Searches for ingredients caused delays, and soon a line formed to get into the kitchen. I was flagging a bit, and everyone was buying me champagne, which slowed me down even more. Word went out that the chef needed a boost.
In sauntered a friend of one of our waiters with a black-leather- coated accomplice. Flashing a gold-toothy smile as he glided by me, he pulled a plastic bag out of his coat. Then dumped half a pound of white powder on top of the chest freezer at the back of the kitchen. He cut it into several long lines and handed me a straw fashioned from a rolled-up twenty-dollar bill.
In an instant, I was back at the stoves. Then a conga line formed (this time not for the pizza), snaking out through the kitchen, into the dining room, and up the stairs into the bar.
The more consumption of drugs, the less demand for food.

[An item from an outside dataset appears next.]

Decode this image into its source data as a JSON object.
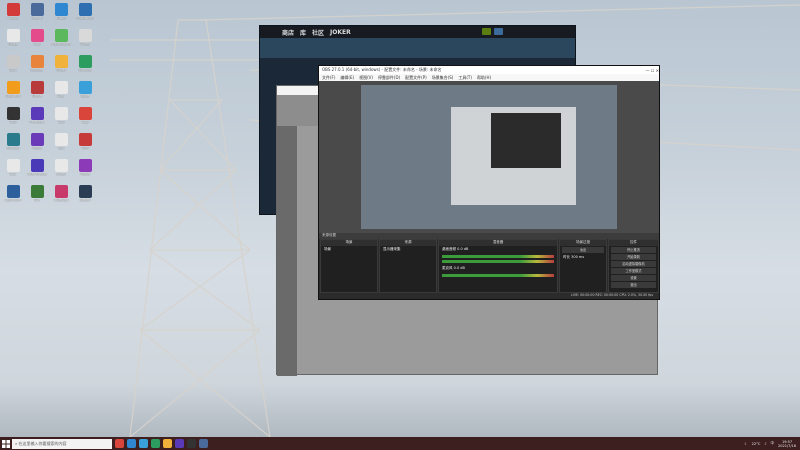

Just before there was nothing left to cook, so that was good. And there was more cocaine and more champagne. The night was a huge success, premiering three new trends: individual pizzas, the freedom to use any topping one wanted, and the drug that made all the long hours possible, then impossible, in the kitchen.
In the following year, as our cocaine intake got out of hand, I would think someone on the staff was in love with me; my Beatnik sous-chef Willy would be stone broke and more interested in scoring than cooking.